Hiram Rhodes Revels arrived on Capitol Hill to take his seat as the first black member of the U.S. Congress in 1870. But first, the Mississippi Republican faced Democrats determined to block him.
The Constitution requires senators to hold citizenship for at least nine years, and they argued Revels had only recently become a citizen with the 1866 Civil Rights Act and the 14th Amendment. Before that, the Supreme Court had ruled in its 1857 Dred Scott decision that black people weren’t U.S. citizens.
This technicality wasn’t actually their main issue with Revels. At the time, the Democrats were the party of white southern men, and they simply didn’t want any black men in Congress.

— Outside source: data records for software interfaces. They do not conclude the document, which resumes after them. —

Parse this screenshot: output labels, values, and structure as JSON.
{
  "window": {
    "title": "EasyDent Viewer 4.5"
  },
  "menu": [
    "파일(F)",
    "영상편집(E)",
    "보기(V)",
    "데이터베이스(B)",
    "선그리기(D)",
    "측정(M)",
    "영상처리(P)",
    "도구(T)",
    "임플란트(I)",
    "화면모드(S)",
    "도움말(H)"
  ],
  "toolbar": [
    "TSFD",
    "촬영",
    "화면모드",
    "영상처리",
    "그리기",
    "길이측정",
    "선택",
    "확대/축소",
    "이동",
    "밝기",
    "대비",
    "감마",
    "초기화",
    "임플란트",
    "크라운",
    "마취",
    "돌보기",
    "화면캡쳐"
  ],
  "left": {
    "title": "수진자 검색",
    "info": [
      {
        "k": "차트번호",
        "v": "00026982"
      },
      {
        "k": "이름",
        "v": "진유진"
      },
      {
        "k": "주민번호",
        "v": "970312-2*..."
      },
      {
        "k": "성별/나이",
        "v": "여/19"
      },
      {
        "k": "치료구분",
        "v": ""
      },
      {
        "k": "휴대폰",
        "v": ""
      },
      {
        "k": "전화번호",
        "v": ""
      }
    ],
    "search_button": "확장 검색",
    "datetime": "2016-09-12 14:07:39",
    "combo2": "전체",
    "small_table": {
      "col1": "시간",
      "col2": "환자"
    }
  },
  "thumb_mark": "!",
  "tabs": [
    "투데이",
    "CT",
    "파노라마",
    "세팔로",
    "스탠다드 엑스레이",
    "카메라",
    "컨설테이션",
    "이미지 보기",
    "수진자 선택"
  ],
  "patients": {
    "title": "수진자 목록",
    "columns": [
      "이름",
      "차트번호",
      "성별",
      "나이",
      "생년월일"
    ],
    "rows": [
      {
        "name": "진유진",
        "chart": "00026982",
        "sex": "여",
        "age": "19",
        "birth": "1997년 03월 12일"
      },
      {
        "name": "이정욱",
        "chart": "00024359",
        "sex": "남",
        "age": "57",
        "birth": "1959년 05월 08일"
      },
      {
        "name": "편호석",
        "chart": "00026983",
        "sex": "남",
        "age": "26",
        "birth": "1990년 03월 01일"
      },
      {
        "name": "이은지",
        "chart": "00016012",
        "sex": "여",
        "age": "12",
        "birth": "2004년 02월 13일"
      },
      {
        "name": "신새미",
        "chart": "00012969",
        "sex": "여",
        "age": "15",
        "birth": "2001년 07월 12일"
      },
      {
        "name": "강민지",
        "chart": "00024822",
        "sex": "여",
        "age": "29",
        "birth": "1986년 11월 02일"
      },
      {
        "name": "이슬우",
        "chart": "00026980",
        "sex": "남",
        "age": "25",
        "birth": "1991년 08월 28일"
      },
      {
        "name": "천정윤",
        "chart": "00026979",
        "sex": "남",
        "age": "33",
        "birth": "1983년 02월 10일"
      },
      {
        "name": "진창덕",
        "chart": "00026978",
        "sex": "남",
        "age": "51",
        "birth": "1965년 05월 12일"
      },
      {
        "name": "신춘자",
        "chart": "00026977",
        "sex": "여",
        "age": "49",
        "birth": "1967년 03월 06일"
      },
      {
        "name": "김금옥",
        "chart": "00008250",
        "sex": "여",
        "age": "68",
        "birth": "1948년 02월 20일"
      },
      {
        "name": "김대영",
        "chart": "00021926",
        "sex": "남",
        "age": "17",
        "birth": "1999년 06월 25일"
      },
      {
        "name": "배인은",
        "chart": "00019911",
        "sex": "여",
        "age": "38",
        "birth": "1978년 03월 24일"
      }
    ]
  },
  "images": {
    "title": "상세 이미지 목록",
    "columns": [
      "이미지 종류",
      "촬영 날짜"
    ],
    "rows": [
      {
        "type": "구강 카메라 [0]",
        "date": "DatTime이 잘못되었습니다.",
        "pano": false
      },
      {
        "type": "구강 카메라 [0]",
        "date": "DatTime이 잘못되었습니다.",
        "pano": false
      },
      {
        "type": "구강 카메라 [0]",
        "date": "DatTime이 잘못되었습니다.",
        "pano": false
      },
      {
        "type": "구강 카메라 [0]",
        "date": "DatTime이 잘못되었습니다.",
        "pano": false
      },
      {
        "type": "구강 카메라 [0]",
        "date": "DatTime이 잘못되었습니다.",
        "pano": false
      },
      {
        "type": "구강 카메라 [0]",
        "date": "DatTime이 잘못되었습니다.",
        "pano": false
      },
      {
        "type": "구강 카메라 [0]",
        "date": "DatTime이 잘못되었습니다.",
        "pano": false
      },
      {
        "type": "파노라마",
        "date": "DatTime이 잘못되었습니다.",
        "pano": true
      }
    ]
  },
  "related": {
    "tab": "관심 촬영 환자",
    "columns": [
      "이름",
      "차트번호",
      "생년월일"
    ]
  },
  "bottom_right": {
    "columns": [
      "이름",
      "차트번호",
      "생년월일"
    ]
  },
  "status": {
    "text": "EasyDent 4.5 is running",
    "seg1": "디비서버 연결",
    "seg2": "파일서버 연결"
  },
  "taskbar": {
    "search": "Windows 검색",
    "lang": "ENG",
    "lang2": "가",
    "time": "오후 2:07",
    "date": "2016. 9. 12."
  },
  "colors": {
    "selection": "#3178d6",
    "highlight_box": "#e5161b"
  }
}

In any case, their bad faith legal argument didn’t hold up. Revel’s fellow Republicans argued he was born a free man in the United States and had lived there all his life. Dred Scott was a bad decision that should’ve never been made, which the Civil Rights Act and 14th Amendment had sought to redress, they argued. Just because the law had only recently recognized black men’s citizenship didn’t mean he was a “new” citizen.
“Mr. Revels, the colored Senator from Mississippi, was sworn in and admitted to his seat this afternoon,” reported The New York Times on February 25, 1870. “Mr. Revels showed no embarrassment whatever, and his demeanor was as dignified as could be expected under the circumstances. The abuse which had been poured upon him and on his race during the last two days might well have shaken the nerves of any one.”